Message ID | 20250201201658.11562-2-jltobler@gmail.com (mailing list archive) |
---|---|
State | Superseded |
Headers | show |
Series | rev-list: print additional missing object information | expand |
On Sat, Feb 1, 2025 at 9:20 PM Justin Tobler <jltobler@gmail.com> wrote: > -static inline int cq_must_quote(char c) > +static inline int cq_must_quote(char c, int ignore_config) I think it's a bit better to use 'unsigned int' instead of just 'int' for such flags, but it's fine here to use an 'int' because both `quote_path_fully` and `no_dq` below already use that type. > - for (len = 0; len < maxlen && !cq_must_quote(s[len]); len++); > + for (len = 0; > + len < maxlen && !cq_must_quote(s[len], ignore_config); len++); Micronit: If you really want to split the line into many lines, I think it might be better to go all the way like this: for (len = 0; len < maxlen && !cq_must_quote(s[len], ignore_config); len++); > @@ -83,7 +83,8 @@ int sq_dequote_to_strvec(char *arg, struct strvec *); > int unquote_c_style(struct strbuf *, const char *quoted, const char **endp); > > /* Bits in the flags parameter to quote_c_style() */ > -#define CQUOTE_NODQ 01 > +#define CQUOTE_NODQ (1u << 0) Nice small cleanup which could be mentioned in the commit message if you reroll this series. > +#define CQUOTE_IGNORE_CONFIG (1u << 1)
Christian Couder <christian.couder@gmail.com> writes: > On Sat, Feb 1, 2025 at 9:20 PM Justin Tobler <jltobler@gmail.com> wrote: > > >> -static inline int cq_must_quote(char c) >> +static inline int cq_must_quote(char c, int ignore_config) > > I think it's a bit better to use 'unsigned int' instead of just 'int' > for such flags, but it's fine here to use an 'int' because both > `quote_path_fully` and `no_dq` below already use that type.
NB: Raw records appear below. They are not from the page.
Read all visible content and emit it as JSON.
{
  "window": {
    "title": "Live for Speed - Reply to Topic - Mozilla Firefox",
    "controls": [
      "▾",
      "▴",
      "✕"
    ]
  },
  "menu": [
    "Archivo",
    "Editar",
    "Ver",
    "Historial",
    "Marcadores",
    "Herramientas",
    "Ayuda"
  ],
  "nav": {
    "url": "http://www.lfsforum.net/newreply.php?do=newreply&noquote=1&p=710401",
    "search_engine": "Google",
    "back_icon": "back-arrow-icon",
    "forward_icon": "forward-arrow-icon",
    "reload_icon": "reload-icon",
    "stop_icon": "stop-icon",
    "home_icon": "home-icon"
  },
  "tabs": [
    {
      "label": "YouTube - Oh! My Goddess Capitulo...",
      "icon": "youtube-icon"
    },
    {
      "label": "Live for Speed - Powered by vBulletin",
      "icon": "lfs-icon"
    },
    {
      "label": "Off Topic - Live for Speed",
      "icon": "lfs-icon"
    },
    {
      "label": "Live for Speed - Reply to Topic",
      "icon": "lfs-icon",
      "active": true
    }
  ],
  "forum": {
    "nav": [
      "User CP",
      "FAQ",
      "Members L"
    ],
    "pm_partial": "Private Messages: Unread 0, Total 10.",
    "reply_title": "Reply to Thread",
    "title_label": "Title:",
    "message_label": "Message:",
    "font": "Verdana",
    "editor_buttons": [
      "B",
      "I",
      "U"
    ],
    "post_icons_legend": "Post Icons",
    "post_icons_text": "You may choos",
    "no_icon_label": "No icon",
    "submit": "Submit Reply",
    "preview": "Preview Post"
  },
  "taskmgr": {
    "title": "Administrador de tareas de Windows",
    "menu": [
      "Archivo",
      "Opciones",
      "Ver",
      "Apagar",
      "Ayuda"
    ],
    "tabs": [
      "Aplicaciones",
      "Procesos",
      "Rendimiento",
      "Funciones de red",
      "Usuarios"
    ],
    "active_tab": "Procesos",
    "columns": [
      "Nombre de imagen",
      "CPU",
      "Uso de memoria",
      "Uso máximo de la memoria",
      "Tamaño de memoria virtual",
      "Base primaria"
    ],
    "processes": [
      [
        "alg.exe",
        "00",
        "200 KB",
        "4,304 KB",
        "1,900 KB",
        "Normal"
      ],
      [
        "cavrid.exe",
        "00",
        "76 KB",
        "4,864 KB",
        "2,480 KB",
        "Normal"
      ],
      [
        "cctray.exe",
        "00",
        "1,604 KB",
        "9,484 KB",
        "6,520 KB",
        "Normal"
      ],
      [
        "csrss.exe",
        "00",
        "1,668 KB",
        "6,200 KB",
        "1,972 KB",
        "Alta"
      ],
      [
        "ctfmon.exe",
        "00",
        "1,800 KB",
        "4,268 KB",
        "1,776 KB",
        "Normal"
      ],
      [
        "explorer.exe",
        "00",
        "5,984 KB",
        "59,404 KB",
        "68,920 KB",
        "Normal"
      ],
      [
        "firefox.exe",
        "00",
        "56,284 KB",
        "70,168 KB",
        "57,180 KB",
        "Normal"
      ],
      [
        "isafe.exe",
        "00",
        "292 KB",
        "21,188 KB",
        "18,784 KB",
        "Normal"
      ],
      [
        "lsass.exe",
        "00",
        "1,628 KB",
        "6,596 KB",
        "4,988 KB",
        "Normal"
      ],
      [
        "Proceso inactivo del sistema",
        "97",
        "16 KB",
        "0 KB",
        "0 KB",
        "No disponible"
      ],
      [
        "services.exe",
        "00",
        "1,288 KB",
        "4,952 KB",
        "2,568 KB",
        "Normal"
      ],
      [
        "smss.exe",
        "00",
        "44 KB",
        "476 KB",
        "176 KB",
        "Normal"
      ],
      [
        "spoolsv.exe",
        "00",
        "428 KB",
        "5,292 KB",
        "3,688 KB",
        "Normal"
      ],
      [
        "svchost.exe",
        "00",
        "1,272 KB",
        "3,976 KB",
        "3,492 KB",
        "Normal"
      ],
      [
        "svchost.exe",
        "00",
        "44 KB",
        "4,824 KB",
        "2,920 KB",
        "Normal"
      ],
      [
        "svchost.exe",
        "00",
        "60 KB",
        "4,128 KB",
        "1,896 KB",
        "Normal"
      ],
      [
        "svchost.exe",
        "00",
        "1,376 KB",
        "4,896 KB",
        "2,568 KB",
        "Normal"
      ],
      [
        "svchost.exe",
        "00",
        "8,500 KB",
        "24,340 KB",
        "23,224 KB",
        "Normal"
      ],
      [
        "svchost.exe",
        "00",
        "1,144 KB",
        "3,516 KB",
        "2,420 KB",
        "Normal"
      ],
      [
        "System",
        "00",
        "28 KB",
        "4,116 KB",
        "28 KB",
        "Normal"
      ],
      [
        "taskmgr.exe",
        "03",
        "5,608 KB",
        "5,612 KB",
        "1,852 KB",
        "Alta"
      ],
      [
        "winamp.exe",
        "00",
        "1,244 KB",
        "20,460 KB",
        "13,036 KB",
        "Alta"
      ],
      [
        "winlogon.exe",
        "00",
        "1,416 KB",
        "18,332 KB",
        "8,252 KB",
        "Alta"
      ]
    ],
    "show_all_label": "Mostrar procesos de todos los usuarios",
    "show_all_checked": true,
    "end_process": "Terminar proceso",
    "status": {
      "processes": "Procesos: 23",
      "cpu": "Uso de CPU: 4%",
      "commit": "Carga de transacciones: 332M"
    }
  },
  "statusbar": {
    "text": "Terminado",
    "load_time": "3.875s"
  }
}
Yup, good forward thinking to suggest using unsigned as these "this is just a single bit, so let's use platform natural int" tend to grow into "there is this another bit that is orthogonal, so pass it as well in the same flag word", at which point unsigned would work better for us. But until that happens, plain platform natural int is fine. >> - for (len = 0; len < maxlen && !cq_must_quote(s[len]); len++); >> + for (len = 0; >> + len < maxlen && !cq_must_quote(s[len], ignore_config); len++); > > Micronit: If you really want to split the line into many lines, I > think it might be better to go all the way like this: > > for (len = 0; > len < maxlen && !cq_must_quote(s[len], ignore_config); > len++); Good style suggestion. Thanks.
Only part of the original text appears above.